The waitress uniform was that of a southern servant. A black polyester splayed skirt that reached well below the knee, a white pleated blouse with the server’s name embroidered in black cursive. The blouse buttoned up to the top and clipped closed at the collar with a black satin bow tie. Nylons and heavy-duty white shoes. The ensemble topped off with a bobby-pinned, miniature white pillbox hat. Despite the uniform the job was one of the best paying for women of color.

dog days
a crash while marrying two
ketchup bottles

Employees received one free meal a day, though food that could be ordered off the menu was highly restricted. We served Lobster Bisque, but couldn’t eat it; baked potatoes, but were allowed only french fries; gourmet hamburgers, but could not expect our own to come with onion or cucumber. Rice pudding was verboten, along with German chocolate cake. Occasionally, a waitress on break would run across the street to Ralph’s supermarket and buy groceries for the cooks to prepare on the side. One waitress, Merry Mac, funny as hell and absolutely the customers’ favorite, was the first to invite me to come join the meal back in the employee corner.

hot day, but yet...
ham hock, collard greens,
and black-eyed peas

From time to time La Migra would show up. Undocumented Guatemalan and Mexican busboys and dishwashers would vanish, and we’d bus our own tables and hope there were enough clean glasses to last until they’d reappear. When the school year started I was the one to disappear, though I’d fill in shifts from time to time: a stint in Woodland Hills, another in downtown Pasadena. That’s when I began to notice that there were other Anglo waitresses hired at those locations.

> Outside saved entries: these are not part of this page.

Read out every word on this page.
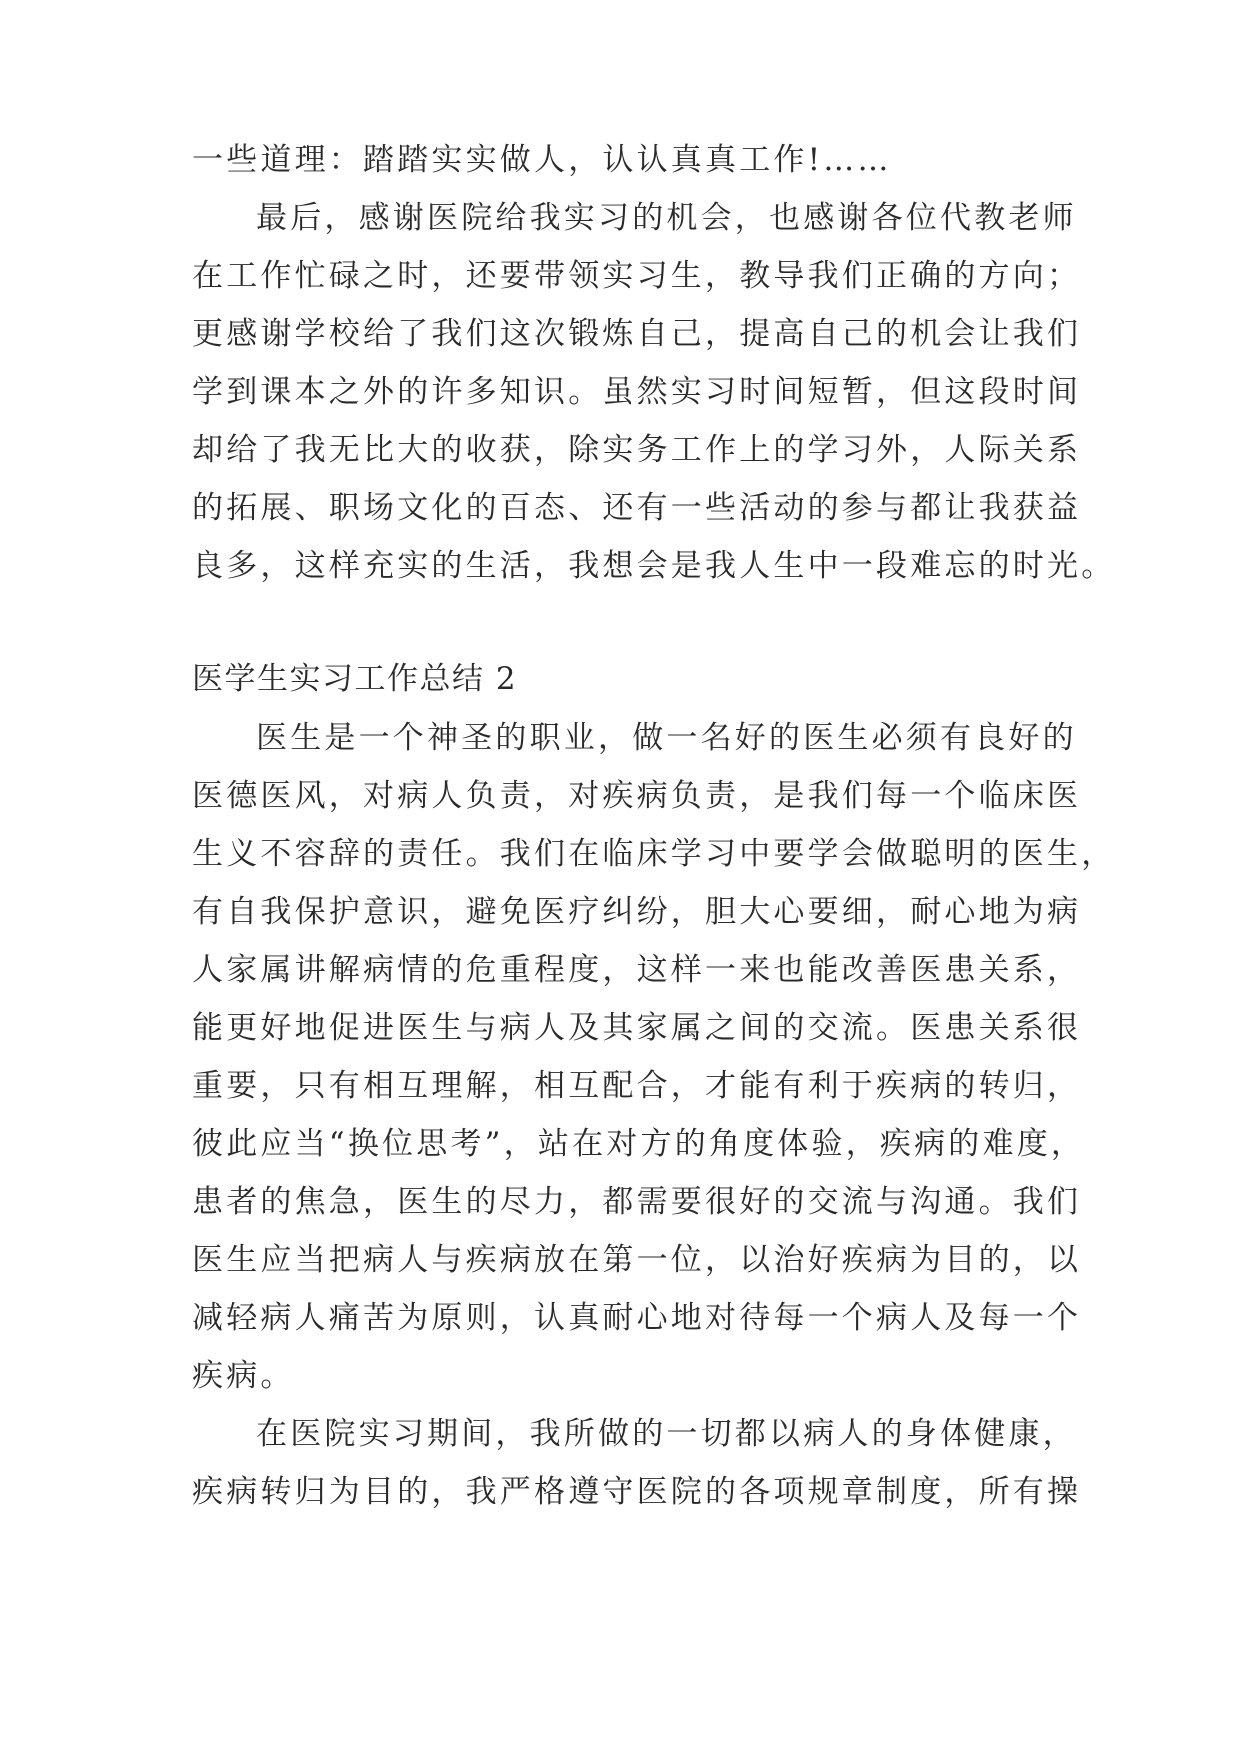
一些道理：踏踏实实做人，认认真真工作!……
最后，感谢医院给我实习的机会，也感谢各位代教老师
在工作忙碌之时，还要带领实习生，教导我们正确的方向；
更感谢学校给了我们这次锻炼自己，提高自己的机会让我们
学到课本之外的许多知识。虽然实习时间短暂，但这段时间
却给了我无比大的收获，除实务工作上的学习外，人际关系
的拓展、职场文化的百态、还有一些活动的参与都让我获益
良多，这样充实的生活，我想会是我人生中一段难忘的时光。
医学生实习工作总结 2
医生是一个神圣的职业，做一名好的医生必须有良好的
医德医风，对病人负责，对疾病负责，是我们每一个临床医
生义不容辞的责任。我们在临床学习中要学会做聪明的医生，
有自我保护意识，避免医疗纠纷，胆大心要细，耐心地为病
人家属讲解病情的危重程度，这样一来也能改善医患关系，
能更好地促进医生与病人及其家属之间的交流。医患关系很
重要，只有相互理解，相互配合，才能有利于疾病的转归，
彼此应当“换位思考”，站在对方的角度体验，疾病的难度，
患者的焦急，医生的尽力，都需要很好的交流与沟通。我们
医生应当把病人与疾病放在第一位，以治好疾病为目的，以
减轻病人痛苦为原则，认真耐心地对待每一个病人及每一个
疾病。
在医院实习期间，我所做的一切都以病人的身体健康，
疾病转归为目的，我严格遵守医院的各项规章制度，所有操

I moved to Santa Cruz and continued waitressing until I finished college. I’d travel to southern California to visit family, but only once did I stop in to eat at the HH Racetrack.

winter fog with smog
the all-Anglo male waitstaff
in black and white wear

 

Alison Woolpert
Issue 8, June 2021

was born in the California desert, but for many years now has been cycling through the seasons in the beach town of Santa Cruz.

She writes lyric and narrative poetry and prose, in addition to Japanese short forms. Her haiku, haibun, tanka, tan-renga, and haiga have been published in a number of journals and books: Modern Haiku, The Heron’s Nest, Acorn, frogpond, Mariposa, Geppo, red lights, Ribbons, and Something Out of Nothing.

Her haiku chapbook, Greetings From, was published in 2018 by Colorvue Press (Santa Cruz, CA).